Fatalities have occurred, although rarely, due to severe reactions to sulfonamides including Stevens-Johnson syndrome, toxic epidermal necrolysis, fulminant hepatic necrosis, agranulocytosis, aplastic anemia, and other blood dyscrasias. Sensitizations may recur when a sulfonamide is readministered irrespective of the route of administration. If signs of hypersensitivity or other serious reactions occur, discontinue use of this drug. Caution is advised for patients receiving concomitant high-dose aspirin and AcetaZOLAMIDE, as anorexia, tachypnea, lethargy, coma and death have been reported.
Increasing the dose does not increase the diuresis and may increase the incidence of drowsiness and/or paresthesia. Increasing the dose often results in a decrease in diuresis. Under certain circumstances, however, very large doses have been given in conjunction with other diuretics in order to secure diuresis in complete refractory failure.
Information for Patients
Adverse reactions common to all sulfonamide derivatives may occur: anaphylaxis, fever, rash (including erythema multiforme, Stevens-Johnson syndrome, toxic epidermal necrolysis), crystalluria, renal calculus, bone marrow depression, thrombocytopenic purpura, hemolytic anemia, leukopenia, pancytopenia and agranulocytosis. Precaution is advised for early detection of such reactions and the drug should be discontinued and appropriate therapy instituted.
In patients with pulmonary obstruction or emphysema where alveolar ventilation may be impaired, AcetaZOLAMIDE which may precipitate or aggravate acidosis, should be used with caution.

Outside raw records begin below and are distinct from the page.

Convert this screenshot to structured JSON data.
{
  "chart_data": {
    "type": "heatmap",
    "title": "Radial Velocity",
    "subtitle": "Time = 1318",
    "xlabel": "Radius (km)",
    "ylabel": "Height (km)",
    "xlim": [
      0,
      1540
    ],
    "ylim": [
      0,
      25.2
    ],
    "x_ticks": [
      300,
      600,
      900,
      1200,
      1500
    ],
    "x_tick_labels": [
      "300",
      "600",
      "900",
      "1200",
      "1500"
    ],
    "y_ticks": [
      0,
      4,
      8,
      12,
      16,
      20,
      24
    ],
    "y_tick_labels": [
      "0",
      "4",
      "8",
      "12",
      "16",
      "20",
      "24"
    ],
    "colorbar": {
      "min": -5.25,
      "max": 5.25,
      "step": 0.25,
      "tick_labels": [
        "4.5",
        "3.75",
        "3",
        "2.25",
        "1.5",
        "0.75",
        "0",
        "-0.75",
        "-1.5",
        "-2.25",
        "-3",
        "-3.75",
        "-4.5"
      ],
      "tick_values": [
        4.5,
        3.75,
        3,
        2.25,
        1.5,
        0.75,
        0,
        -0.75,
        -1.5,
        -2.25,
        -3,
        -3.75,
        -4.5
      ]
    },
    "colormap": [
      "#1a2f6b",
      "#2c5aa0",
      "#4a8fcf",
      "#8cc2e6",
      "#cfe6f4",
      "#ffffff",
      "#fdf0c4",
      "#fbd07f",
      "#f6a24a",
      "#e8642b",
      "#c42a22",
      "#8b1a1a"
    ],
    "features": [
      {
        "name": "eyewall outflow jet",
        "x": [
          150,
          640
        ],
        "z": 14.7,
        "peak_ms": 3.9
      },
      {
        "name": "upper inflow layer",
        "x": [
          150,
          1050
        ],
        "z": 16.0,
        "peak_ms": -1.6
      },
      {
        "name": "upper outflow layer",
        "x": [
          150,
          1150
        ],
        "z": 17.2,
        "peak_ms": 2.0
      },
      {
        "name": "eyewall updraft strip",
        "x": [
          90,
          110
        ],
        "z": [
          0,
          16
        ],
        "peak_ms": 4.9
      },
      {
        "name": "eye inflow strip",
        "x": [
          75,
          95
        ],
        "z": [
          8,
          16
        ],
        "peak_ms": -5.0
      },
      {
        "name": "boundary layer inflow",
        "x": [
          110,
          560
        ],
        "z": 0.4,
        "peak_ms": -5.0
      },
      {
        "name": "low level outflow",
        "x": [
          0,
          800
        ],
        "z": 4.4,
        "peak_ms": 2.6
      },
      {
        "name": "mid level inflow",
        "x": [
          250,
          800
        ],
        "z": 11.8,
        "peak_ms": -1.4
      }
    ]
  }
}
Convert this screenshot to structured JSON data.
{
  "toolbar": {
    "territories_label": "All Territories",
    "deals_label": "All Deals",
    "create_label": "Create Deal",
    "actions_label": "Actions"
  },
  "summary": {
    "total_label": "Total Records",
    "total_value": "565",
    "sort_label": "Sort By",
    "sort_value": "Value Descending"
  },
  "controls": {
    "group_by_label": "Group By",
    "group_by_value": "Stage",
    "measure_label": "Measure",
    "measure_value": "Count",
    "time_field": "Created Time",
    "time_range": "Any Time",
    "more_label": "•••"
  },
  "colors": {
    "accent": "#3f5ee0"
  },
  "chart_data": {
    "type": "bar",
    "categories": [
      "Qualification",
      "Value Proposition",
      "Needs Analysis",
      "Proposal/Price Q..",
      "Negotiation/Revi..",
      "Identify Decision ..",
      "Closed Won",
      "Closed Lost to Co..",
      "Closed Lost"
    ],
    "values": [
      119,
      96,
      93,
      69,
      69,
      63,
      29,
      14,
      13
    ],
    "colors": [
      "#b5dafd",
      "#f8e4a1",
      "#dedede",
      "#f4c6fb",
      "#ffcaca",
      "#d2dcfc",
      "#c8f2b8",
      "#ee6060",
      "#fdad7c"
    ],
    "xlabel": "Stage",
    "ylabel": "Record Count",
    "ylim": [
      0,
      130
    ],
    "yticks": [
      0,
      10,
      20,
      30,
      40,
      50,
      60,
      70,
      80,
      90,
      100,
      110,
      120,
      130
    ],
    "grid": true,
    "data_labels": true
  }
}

Gradual ascent is desirable to try to avoid acute mountain sickness. If rapid ascent is undertaken and AcetaZOLAMIDE is used, it should be noted that such use does not obviate the need for prompt descent if severe forms of high altitude sickness occur, ie, high altitude pulmonary edema (HAPE) or high-altitude cerebral edema.
Caution is advised for patients receiving concomitant high-dose aspirin and AcetaZOLAMIDE, as anorexia, tachypnea, lethargy, coma and death have been reported (see WARNINGS).
To monitor for hematologic reactions common to all sulfonamides, it is recommended that a baseline CBC and platelet count be obtained on patients prior to initiating AcetaZOLAMIDE therapy and at regular intervals during therapy. If significant changes occur, early discontinuance and institution of appropriate therapy are important. Periodic monitoring of serum electrolytes is recommended.
Carcinogenesis, Mutagenesis, Impairment of Fertility
Long-term studies in animals to evaluate the carcinogenic potential of AcetaZOLAMIDE have not been conducted in a bacterial mutagenicity assay, AcetaZOLAMIDE was not mutagenic when evaluated with and without metabolic activation. The drug had no effect on fertility when administered in the diet to male and female rats at a daily intake of up to 4 times the recommended human dose of 1000 mg in a 50 kg individual.
Pregnancy Category C
AcetaZOLAMIDE, administered orally or parenterally, has been shown to be teratogenic (defects of the limbs) in mice, rats, hamsters and rabbits. There are no adequate and well-controlled studies in pregnant women.
AcetaZOLAMIDE should be used in pregnancy only if the potential benefit justifies the potential risk to the fetus.
Because of the potential for serious adverse reaction in nursing infants from AcetaZOLAMIDE, a decision should be made whether to discontinue nursing or to discontinue the drug taking into account the importance of the drug to the mother.
The safety and effectiveness of AcetaZOLAMIDE in children have not been established.